All the focus this weekend is on the barmitzvah boy. He’s been practising his portion, rehearsing the brachot and running through his speech. We’re all so proud of him. Because the big day is finally here. Tomorrow, my father will have his barmitzvah.
I should explain: it’s not his first. That happened in 1947. The event we’re celebrating tomorrow is my father’s second barmitzvah, to mark that moment when a Jew reaches a double milestone: the biblical three score years and ten since reaching the age of Jewish maturity. (For those now doing the maths, it means my Dad is 83.)
As it happens, this is the second barmitzvah we’ve had in the family this year. Our younger son, Sam, had his turn in April. Which means I’ve had barmitzvahs on my mind in 2017, whether hosting our own or acting as an unpaid Uber driver, ferrying Sam and his friends to or from someone else’s. And the fact is, I’ve been won over.
It’s not that I was a hard-core sceptic before. I either didn’t give it much thought or I had an instinctive discomfort with the level of extravagance some families have notoriously reached in honouring their 13-year-old pride and joy. I cringed with everyone else when I read of the £4m bash Philip Green laid on for his son, in which the musical entertainment was provided not by a couple of guys with a tape of Hava Nagila but Beyoncé.
And I was one of those who positively winced at the now-legendary Sam Horowitz video. He, you might recall, was the Dallas barmitzvah boy who made his entrance in the manner of a Las Vegas spectacular, lowered on to a stage surrounded by eight dancing girls.
I still recoil at that kind of ostentatiousness. Not least because it obscures the core idea of the barmitzvah, whose value – having watched Sam, like his older brother Jacob, go through it — I’ve come to appreciate anew. If anything, I reckon this is one Jewish ritual that’s more relevant now than ever.

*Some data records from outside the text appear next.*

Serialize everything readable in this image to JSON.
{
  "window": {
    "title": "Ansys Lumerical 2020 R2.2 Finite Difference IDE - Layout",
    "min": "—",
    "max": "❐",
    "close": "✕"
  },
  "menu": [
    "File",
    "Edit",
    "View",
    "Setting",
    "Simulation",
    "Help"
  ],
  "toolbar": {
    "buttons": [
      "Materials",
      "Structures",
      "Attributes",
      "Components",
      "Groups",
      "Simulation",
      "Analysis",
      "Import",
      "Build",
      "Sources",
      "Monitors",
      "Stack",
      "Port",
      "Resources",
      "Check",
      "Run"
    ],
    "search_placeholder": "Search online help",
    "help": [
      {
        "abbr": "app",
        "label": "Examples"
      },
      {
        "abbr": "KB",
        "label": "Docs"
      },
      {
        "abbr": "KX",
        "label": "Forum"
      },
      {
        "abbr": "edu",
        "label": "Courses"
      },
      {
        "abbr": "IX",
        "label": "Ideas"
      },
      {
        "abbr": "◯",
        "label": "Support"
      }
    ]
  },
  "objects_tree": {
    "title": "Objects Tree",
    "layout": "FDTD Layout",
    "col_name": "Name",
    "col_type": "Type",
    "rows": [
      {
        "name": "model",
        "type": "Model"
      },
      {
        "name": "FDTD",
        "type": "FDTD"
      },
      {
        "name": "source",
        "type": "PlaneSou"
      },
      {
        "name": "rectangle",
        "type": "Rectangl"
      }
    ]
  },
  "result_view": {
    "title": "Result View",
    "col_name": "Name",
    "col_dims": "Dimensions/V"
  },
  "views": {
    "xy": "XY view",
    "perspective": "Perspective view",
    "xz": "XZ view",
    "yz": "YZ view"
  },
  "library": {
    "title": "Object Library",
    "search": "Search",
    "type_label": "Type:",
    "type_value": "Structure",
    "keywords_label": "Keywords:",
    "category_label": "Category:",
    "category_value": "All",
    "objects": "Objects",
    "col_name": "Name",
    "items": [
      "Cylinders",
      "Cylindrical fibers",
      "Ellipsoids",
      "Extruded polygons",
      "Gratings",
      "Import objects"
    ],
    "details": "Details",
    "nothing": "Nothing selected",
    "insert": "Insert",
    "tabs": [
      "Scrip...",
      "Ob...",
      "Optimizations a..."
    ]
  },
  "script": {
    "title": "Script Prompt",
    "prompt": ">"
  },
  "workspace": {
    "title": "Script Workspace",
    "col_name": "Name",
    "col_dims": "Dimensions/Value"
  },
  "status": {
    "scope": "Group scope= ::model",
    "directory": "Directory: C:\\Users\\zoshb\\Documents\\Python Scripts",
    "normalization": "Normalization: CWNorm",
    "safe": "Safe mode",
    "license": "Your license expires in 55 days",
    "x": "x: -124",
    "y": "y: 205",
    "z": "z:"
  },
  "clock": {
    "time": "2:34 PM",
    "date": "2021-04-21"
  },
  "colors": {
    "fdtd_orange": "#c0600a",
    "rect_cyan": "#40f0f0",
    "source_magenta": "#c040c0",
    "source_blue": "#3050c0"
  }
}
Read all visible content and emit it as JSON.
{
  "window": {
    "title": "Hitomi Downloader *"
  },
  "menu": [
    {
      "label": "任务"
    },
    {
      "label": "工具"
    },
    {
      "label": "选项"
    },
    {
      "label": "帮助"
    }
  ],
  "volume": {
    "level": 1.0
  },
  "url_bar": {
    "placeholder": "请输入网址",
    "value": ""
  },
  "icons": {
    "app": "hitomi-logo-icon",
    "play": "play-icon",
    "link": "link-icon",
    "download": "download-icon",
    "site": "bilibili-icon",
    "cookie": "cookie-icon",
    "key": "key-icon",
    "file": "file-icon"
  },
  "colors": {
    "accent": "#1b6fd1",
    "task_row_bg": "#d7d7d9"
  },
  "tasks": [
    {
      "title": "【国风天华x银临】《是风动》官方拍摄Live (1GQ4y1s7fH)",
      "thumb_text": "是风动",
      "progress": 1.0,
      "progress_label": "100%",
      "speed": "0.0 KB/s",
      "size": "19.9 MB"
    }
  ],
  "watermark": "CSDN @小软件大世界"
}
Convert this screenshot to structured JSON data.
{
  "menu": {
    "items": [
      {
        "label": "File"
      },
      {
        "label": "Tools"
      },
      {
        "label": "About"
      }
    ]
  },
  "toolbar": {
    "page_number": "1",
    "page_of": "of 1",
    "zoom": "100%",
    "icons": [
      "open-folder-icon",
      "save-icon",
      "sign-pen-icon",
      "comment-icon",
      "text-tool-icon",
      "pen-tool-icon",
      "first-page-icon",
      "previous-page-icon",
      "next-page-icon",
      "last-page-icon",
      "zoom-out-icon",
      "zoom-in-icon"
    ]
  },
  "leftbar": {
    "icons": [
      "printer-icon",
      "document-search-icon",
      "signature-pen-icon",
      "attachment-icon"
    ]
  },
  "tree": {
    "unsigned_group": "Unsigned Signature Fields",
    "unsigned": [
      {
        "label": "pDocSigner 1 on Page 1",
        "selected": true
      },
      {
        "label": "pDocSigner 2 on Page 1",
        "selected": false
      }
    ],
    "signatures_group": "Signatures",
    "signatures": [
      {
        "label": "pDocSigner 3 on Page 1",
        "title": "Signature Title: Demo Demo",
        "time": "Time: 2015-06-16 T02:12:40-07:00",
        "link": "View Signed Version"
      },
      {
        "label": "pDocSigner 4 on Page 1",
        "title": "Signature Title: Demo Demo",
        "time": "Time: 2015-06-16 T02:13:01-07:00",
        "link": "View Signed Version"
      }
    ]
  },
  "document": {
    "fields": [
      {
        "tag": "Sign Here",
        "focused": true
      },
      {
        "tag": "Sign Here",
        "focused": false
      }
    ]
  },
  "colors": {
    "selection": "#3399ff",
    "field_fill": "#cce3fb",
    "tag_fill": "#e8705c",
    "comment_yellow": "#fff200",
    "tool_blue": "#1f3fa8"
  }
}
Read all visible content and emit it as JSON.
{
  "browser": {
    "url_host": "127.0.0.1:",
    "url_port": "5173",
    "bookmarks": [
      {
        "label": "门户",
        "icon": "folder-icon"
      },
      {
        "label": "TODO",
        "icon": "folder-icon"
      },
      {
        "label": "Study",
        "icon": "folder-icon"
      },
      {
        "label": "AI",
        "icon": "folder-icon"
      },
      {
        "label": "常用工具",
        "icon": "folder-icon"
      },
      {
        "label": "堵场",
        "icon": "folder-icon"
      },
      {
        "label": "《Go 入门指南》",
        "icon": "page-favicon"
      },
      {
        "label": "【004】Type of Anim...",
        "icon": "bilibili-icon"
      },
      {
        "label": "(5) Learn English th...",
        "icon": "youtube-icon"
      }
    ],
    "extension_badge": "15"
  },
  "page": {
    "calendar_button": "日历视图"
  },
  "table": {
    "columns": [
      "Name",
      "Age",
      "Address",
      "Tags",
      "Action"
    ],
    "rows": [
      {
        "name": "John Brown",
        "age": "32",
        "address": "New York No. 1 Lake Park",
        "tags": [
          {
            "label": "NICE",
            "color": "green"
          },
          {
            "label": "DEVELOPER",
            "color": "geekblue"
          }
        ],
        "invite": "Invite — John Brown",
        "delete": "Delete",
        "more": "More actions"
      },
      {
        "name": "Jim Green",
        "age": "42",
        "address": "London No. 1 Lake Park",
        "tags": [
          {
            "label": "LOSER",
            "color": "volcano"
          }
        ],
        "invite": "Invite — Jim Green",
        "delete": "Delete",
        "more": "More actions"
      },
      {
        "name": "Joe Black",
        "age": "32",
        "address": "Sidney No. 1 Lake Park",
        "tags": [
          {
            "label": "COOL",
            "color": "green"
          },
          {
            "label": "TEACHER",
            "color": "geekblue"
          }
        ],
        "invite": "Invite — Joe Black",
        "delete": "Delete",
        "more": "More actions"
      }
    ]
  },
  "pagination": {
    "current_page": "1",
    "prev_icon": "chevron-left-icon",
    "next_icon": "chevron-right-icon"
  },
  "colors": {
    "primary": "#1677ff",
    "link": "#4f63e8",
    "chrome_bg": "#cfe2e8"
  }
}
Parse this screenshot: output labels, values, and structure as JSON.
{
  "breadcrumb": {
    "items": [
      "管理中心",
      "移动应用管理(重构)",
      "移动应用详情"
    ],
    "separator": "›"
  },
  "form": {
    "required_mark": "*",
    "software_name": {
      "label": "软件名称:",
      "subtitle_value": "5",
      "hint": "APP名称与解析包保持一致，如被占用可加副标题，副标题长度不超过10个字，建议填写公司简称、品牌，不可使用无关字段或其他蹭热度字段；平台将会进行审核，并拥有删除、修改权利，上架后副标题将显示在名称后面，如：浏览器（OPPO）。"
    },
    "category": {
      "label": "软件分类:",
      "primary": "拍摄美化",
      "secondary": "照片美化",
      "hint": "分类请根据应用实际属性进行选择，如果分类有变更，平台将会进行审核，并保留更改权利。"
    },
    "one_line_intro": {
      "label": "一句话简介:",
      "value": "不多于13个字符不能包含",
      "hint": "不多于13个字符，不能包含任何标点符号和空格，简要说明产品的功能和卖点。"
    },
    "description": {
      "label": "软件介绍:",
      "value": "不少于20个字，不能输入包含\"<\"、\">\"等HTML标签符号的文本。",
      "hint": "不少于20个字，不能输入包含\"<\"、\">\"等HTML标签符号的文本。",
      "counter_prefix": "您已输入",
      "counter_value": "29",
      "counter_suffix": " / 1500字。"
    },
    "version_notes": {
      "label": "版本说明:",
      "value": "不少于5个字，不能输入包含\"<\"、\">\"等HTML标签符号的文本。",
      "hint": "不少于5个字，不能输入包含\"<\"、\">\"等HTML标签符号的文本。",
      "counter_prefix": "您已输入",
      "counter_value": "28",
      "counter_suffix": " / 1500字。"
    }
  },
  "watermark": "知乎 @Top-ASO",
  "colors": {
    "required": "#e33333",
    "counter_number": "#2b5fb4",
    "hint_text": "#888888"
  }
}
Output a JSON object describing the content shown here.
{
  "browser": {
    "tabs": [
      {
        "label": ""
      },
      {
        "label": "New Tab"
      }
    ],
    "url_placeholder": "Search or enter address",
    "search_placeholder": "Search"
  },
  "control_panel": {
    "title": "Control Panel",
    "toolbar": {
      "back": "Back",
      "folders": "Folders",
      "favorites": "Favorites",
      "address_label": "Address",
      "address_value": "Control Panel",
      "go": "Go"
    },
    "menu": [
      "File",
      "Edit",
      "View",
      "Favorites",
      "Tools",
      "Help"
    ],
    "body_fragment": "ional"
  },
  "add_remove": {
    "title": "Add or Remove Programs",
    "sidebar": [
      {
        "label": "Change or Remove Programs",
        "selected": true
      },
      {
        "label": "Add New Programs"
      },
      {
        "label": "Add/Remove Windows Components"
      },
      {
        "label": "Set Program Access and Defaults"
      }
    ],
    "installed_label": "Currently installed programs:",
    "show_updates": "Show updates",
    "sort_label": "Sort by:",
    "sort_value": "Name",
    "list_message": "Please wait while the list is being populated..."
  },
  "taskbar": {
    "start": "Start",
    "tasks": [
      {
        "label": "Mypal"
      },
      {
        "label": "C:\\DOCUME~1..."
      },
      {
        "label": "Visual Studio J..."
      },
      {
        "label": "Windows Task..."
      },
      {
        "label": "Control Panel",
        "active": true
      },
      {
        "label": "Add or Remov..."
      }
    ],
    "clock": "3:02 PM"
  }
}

For a start, it’s rare for a child that age to have to focus on a project. GCSEs are still three years away; school can feel a little lacking in purpose. Suddenly, from age 11 or 12 onwards, the bat or barmitzvah has to take on a goal, prepare themselves, work hard, get nervous, deal with those nerves and press on towards the finish line. They all know that, whatever Jack Rosenthal imagined in Bar Mitzvah Boy, his much-loved 1976 BBC play, there can be no backing out. Whatever apprehension they might feel, this is a mountain they have to climb. It’s a crucial life lesson, taught at the first hint of adulthood.
Having such a goal was probably always of value. But right now it seems especially useful. The process of preparation means that, for a few hours every week, your son or daughter has to put down their phone, turn away from the screen, and do something real not virtual. For the parent who gets involved in teaching or practice, there is scope for major irritation and the odd row, yes, but also for a very particular kind of bonding between you and your child.
On the day itself, especially in synagogue, there is something rather wonderful in seeing scores of adults obliged to listen to those who, let’s face it, are rarely heard. As individuals, we might make a fuss of our own kids, even spoil them, but we can’t pretend that, as a community, we often sit quietly and give the 12- and 13-year-olds among us the floor.
Yet, on that day, they are at the centre of the action, granted a status they will not have had until that moment. At a stage of life when children are often uncertain and lacking in confidence — especially in the age of social media, which can have such a sapping effect on the mental well-being of young people in particular — it is a serious and collective gesture of validation.
I have seen the same expression on so many kids as they complete their final bracha, beaming as the congregation cry out a big yashar koach, sing Mazeltov and start hurling sweets. Their faces look like flowers turned up towards the sun, soaking in the warmth and being nourished by it.
Above all, when so much else about adolescence is confusing, when children are trying to work out their place in the universe, along comes a ritual which says: “Here, this is what you’re part of.” You’re not just a few pictures on Instagram. You’re a member of a community, a people, that stretches deep into the past and across the world.
The Beyoncé-style barmitzvah remains an embarrassment. But the core idea is one of the great Jewish innovations, a necessary and valuable rite of passage. Which is why I raise my glass to my father and his fellow b’nei mitzvot this weekend and say: Mazeltov!